A coding error by a student loan servicer has resulted in incorrect information being applied to the credit reports of nearly 5 million individuals, according to a published report.
Great Lakes Educational Loan Services accidentally reported to the major credit bureaus — Equifax, Experian, Innovis, and TransUnion — that the accounts of 4.8 million individuals had been deferred. Under the Coronavirus Aid, Relief, and Economic Security (CARES) Act, Congress instructed the Education Department to grant individuals with unpaid student loans a six-month grace period on making loan payments to help them deal with the impact of COVID-19. But the status of those loans was to be reported to the credit bureaus as if the individuals were making payments on time.
Instead, nearly two-thirds of the loans services by Great Lakes were reported as deferred, a status code that could cause an individual’s credit score to drop and affect anything from being approved for a loan to being offered a job.

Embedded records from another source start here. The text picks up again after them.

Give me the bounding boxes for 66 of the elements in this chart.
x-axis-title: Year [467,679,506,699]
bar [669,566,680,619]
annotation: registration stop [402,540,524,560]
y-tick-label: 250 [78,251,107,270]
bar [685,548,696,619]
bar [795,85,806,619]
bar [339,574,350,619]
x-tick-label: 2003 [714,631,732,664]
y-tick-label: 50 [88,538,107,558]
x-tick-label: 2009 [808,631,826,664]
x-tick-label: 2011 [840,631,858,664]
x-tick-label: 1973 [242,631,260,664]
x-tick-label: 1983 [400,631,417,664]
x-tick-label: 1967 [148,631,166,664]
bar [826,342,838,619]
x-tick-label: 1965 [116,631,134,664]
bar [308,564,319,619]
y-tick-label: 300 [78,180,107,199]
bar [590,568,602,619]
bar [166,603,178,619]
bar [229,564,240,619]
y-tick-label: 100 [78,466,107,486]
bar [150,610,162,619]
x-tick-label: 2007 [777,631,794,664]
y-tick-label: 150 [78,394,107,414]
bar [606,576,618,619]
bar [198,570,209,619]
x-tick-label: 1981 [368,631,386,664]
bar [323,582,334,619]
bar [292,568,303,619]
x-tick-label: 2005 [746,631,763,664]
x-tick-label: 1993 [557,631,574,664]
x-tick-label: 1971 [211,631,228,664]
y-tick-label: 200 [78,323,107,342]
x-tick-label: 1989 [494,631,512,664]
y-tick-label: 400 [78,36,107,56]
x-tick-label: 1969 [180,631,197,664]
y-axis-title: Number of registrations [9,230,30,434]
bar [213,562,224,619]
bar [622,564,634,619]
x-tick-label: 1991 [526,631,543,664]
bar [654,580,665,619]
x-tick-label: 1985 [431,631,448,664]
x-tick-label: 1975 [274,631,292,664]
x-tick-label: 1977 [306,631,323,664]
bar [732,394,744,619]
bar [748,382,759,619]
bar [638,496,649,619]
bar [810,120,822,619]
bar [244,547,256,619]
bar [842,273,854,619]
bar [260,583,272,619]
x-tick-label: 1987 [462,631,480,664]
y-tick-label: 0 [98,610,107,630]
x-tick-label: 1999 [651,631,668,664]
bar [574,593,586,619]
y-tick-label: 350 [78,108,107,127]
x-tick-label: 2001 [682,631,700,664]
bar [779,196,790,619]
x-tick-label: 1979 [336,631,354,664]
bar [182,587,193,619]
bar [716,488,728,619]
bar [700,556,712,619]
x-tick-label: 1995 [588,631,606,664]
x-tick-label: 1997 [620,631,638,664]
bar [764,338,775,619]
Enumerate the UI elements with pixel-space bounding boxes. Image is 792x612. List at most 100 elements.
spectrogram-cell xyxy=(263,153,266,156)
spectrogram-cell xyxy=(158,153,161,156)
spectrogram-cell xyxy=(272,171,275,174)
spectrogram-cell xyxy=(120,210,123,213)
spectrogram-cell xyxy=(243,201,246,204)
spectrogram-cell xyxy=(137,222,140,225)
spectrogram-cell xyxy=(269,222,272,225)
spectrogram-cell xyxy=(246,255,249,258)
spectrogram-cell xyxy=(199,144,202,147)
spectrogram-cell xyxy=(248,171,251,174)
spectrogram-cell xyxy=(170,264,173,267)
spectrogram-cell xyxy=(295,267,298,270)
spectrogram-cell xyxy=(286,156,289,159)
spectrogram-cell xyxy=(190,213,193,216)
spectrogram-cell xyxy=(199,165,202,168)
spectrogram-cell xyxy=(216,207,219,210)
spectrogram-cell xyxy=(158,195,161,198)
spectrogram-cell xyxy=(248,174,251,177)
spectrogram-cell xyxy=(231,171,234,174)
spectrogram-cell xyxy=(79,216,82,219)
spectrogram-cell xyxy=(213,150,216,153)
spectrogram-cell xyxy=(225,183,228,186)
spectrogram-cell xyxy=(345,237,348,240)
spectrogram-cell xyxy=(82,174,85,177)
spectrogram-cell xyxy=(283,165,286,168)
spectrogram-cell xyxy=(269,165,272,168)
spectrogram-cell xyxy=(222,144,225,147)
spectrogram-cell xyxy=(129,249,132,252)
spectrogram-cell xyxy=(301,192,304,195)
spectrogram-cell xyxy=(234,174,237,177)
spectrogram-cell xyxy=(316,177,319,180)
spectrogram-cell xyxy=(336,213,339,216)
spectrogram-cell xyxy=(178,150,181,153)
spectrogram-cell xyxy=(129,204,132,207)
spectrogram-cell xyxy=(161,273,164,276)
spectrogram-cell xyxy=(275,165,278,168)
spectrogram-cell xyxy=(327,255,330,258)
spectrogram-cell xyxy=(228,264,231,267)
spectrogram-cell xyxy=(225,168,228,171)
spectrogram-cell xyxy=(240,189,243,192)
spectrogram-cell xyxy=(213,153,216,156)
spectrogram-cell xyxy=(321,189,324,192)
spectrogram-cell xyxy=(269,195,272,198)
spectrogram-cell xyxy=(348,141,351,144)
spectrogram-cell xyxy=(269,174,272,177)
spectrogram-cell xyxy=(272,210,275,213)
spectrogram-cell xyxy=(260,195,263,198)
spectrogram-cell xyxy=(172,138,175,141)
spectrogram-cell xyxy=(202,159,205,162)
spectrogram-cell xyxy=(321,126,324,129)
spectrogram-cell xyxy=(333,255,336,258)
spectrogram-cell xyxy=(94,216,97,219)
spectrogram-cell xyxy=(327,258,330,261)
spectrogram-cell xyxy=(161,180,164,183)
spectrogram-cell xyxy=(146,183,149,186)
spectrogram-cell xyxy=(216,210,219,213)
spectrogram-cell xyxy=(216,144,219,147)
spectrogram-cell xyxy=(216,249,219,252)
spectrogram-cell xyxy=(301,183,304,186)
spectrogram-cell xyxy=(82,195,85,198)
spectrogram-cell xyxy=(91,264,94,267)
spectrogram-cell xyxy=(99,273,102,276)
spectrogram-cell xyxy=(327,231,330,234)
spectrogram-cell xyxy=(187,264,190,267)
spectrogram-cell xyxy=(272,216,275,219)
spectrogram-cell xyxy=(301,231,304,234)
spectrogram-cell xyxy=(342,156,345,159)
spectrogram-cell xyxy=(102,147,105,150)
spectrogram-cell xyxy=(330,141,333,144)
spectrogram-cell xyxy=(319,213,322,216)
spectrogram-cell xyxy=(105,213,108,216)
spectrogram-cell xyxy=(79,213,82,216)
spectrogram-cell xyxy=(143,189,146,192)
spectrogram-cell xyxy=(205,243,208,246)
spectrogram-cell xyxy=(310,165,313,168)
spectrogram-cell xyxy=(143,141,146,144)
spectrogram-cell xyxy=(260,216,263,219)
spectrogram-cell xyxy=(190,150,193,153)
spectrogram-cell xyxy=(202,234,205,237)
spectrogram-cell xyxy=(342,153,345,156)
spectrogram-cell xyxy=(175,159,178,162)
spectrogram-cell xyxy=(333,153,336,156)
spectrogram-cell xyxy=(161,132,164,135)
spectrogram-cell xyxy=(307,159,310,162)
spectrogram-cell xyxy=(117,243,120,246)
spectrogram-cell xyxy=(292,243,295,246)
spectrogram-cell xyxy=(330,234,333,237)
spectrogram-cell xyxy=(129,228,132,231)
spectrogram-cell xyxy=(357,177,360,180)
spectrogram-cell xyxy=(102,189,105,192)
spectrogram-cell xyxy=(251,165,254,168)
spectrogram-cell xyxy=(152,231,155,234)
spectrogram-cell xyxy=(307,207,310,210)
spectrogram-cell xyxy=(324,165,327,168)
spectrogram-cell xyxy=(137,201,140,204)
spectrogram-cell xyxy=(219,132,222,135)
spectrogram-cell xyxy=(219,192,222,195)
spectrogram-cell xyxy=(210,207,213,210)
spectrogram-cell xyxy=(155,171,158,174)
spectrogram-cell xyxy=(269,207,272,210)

State regulators and the Consumer Financial Protection Bureau are looking into the incident, according to the report. The Maryland Commissioner of Financial Regulation issued guidance on Monday reminding servicers of their obligations and the penalties they face for violating those obligations.
“We’re working with credit reporting agencies (Equifax, Experian, TransUnion, and Innovis) to ensure the accuracy of the information we reported regarding COVID-19 forbearances,” Great Lakes wrote in a statement that it published on Twitter. “We do not believe our reporting has impacted actual consumer credit scores provided by those agencies.”
Great Lakes has supplied the credit bureaus with updated information, but it was not known how long it would take for the corrected information to be applied to the credit reports of affected individuals.